3. The reference thus was in the widest possible terms.

4. Objection was taken on behalf of the plaintiff that he was not bound by this award because the arbitrator had relied on a certain report of an overseer. Both the Courts below have come to this finding that the report of the overseer was not admissible and, therefore the arbitrator judicially misconducted himself and on that ground they set aside the award. Aggrieved with that decision the defendant has come to this Court.

5. Learned counsel for the applicant argues that since the reference gave the power to the arbitrator to decide in any manner that be liked, and if he has acted on that report he has committed no judicial misconduct. In Husain Bakhsh v. Lachhman Das Mathra Das, 20 All LJ 125: (AIR 1922 All 69) (A), a Bench of this Court had occasion to consider a very similar case.

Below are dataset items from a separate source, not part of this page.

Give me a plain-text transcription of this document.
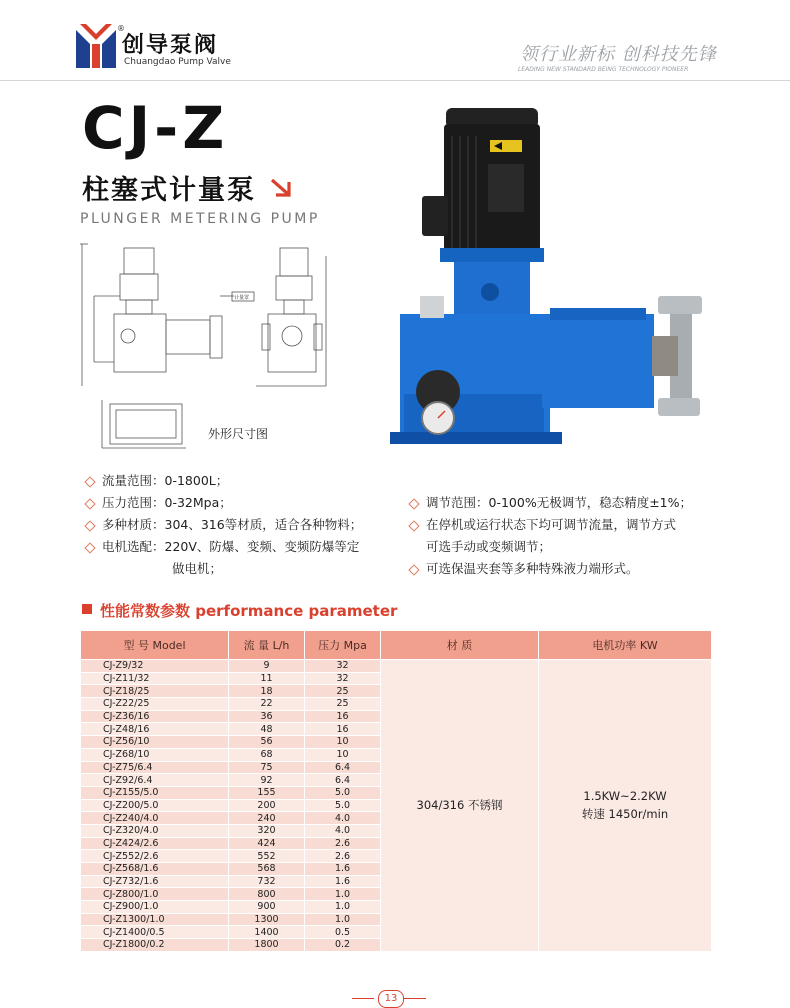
®
创导泵阀
Chuangdao Pump Valve	领行业新标 创科技先锋
LEADING NEW STANDARD BEING TECHNOLOGY PIONEER
CJ-Z
柱塞式计量泵
PLUNGER METERING PUMP
计量罩
外形尺寸图
流量范围：0-1800L；
压力范围：0-32Mpa；
多种材质：304、316等材质，适合各种物料；
电机选配：220V、防爆、变频、变频防爆等定
做电机；
调节范围：0-100%无极调节，稳态精度±1%；
在停机或运行状态下均可调节流量，调节方式
可选手动或变频调节；
可选保温夹套等多种特殊液力端形式。
性能常数参数 performance parameter
型 号 Model	流 量 L/h	压力 Mpa	材 质	电机功率 KW
CJ-Z9/32	9	32	304/316 不锈钢	1.5KW~2.2KW
转速 1450r/min

CJ-Z11/32	11	32		
CJ-Z18/25	18	25		
CJ-Z22/25	22	25		
CJ-Z36/16	36	16		
CJ-Z48/16	48	16		
CJ-Z56/10	56	10		
CJ-Z68/10	68	10		
CJ-Z75/6.4	75	6.4		
CJ-Z92/6.4	92	6.4		
CJ-Z155/5.0	155	5.0		
CJ-Z200/5.0	200	5.0		
CJ-Z240/4.0	240	4.0		
CJ-Z320/4.0	320	4.0		
CJ-Z424/2.6	424	2.6		
CJ-Z552/2.6	552	2.6		
CJ-Z568/1.6	568	1.6		
CJ-Z732/1.6	732	1.6		
CJ-Z800/1.0	800	1.0		
CJ-Z900/1.0	900	1.0		
CJ-Z1300/1.0	1300	1.0		
CJ-Z1400/0.5	1400	0.5		
CJ-Z1800/0.2	1800	0.2		
13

The misconduct alleged against the arbitrator in that case was that he had made private enquiries in the subject matter of the dispute behind the back of the parties and in that case the applicant in revision contended that the parties had expressly authorised the arbitrator to arrive at a decision either on his own personal knowledge or in whatever manner he thought proper. The bench held in that case,

'on an examination it becomes clear that this was so; the parties expressly stated as much when they certified before the trial Court their agreement to refer to arbitration.'

6. On that finding the bench came to this conclusion :

'In thus ignoring the terms of the agreement of reference the Court below has, in my opinion, acted illegally and with material irregularity; by so doing it has assumed jurisdiction about a suit which the parties had removed from its cognisance and made over, unconditionally, to the arbitration tribunal of their own choice. In my opinion the case falls within the revisional jurisdiction of this Court. I would, therefore, set aside the order complained of and send back the case to the Court below to have a decree prepared in accordance with the award.'

There would have been no difficulty in arriving at a decision in the light of the above bench decision of this Court. But in a Full Bench decision, Govind Das v. Mt. Indrawati : AIR1938All557 , it was held that an order superseding an arbitration or setting aside an award was not a case decided. At the time when that decision was given the arbitration proceedings were governed by the provisions of Schedule II of the Code of Civil Procedure, and when many of the orders passed in arbitration proceedings were not appealable.

After the coming into operation of Act 10 of 1940, Section 39 provides many of the orders against which an appeal lies and among them is an order setting aside an award. If an order has been made appealable, in my opinion, it would certainly amount to a case decided. I would be personally inclined to take the view that this could be revised. As there would be no right of appeal from my decision, this being only a revision, and as it involves an important, question of law, and the effect on the Full Bench decision of the coming into operation of Act 10 of 1940 has to be seen, I would refer this case to a bench of two Judges.

7. Let the papers of this case be put up before the Hon'ble the Chief Justice for constitution of a bench.